Solving Equations of Complex Numbers

[ENGR_student]

Homework Statement

Show that (1+i) is a root of the equation z⁴=-4 and find the other roots in the form a+bi where (a) and (b) are real.

Homework Equations

Using De Moivre's Theorem
zⁿ=[rⁿ,nθ]
Modulus(absolute value of z) = 4
Argument = ?

The Attempt at a Solution

r⁴=4 → r = (4)^(1/5)
argument(z) = ∏/4 (not sure if that was right...)

Let:
[r⁴],5θ] = [4,2n∏ + ∏/4]

and then solve for the solutions for (n=-1,-2,1,2...im assuming to make it symmetrical)

 

[jackmell]

Homework Statement

Show that (1+i) is a root of the equation z⁴=-4 and find the other roots in the form a+bi where (a) and (b) are real.

Homework Equations

Using De Moivre's Theorem
zⁿ=[rⁿ,nθ]
Modulus(absolute value of z) = 4
Argument = ?

The Attempt at a Solution

r⁴=4 → r = (4)^(1/5)
argument(z) = ∏/4 (not sure if that was right...)

Let:
[r⁴],5θ] = [4,2n∏ + ∏/4]

and then solve for the solutions for (n=-1,-2,1,2...im assuming to make it symmetrical)

No.

Where is 1+i in the complex plane? You can draw it, then the absolute value is just \sqrt{2} and the principle argument, \theta, is \pi/4 right? So then 1+i=\sqrt{2} e^{\pi i/4}. Now what do you get when you raise that expression to the fourth power?
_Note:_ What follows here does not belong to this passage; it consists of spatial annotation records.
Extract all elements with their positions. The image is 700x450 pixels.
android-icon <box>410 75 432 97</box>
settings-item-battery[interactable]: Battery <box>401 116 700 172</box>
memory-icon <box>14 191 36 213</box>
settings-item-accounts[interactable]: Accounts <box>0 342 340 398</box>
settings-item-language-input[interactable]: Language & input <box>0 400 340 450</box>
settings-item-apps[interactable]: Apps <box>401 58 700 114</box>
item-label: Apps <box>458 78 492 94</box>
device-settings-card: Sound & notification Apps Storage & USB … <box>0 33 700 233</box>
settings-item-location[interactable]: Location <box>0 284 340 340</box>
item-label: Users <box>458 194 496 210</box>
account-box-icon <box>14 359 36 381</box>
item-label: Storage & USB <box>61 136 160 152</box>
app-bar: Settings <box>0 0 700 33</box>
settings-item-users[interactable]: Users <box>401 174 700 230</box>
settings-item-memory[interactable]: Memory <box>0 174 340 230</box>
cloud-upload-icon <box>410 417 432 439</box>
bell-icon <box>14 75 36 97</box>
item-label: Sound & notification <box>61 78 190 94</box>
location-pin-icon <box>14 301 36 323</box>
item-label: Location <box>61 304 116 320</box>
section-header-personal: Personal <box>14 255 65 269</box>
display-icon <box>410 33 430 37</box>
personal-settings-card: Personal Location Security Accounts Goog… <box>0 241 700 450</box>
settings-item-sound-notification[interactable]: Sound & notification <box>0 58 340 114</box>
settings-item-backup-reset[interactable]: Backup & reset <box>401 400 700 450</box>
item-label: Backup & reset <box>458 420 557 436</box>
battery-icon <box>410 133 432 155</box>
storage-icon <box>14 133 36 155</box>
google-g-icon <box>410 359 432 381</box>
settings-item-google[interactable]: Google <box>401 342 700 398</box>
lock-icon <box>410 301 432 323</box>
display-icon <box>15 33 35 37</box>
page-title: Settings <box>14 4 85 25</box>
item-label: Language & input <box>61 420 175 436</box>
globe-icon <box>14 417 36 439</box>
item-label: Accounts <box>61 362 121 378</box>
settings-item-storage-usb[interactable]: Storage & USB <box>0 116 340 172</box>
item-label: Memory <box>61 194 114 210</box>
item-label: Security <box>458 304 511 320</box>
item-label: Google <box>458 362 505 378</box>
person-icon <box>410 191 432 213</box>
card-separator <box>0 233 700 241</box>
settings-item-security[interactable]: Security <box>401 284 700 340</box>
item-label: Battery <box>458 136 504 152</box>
And in general, when you have an expression z^n=-k, we obtain z=(-k)^{1/n} and

(-k)^{1/n}=k^{1/n}e^{i/n(\pi+2j\pi)}, \quad j=0,1,2,\cdots,n-1

 

[HallsofIvy]

Personally, I wouldn't bother with "polar form". The first part asks you to "Show that (1+i) is a root of the equation z^4=-4". That, alone, does NOT ask you to solve the equation. You can "show that 'a' is a root of the equation f(x)= b" by evaluating f(a) and showing that it is 'b'. Here, if z= 1+ i then z^2= (1+ i)^2= 1^2+ 2(1)(i)+ i^2= 1+ 2i- 1= 2i. Then z^4= ((1+ i)^2)^2= (2i)^2= -4.

You should also know that "if a+ bi is a root of a polynomial equation with real coefficients then the complex conjugate, a- bi is also a root". Having determined at 1+i is a root, we immediately know that 1- i is also a root. Knowing that 1+ i is a root, we know that z- (1+ i) is a factor of the polynomial z^4+ 4 and knowing that 1- i is a root, we know that z- (1- i) is a factor. That is, we can write z^4+ 4= (z- (1+i))(z- (1- i))P(x).

But (z- (1+i))(z- (1- i))= ((z- 1)- i)((z- 1)+ i)= (z- 1)^2- i^2= z^2- 2z+ 1- i^2= z^2- 2z+ 2 so that z^4+ 4= (z^2- 2z+ 2)P(z). Dividing z^4+ 4 by z^2- 2z+ 2 gives P(z)= z^2+ 2z+ 2. Use the quadratic formula to solve P(z)= z^2+ 2z+ 2= 0.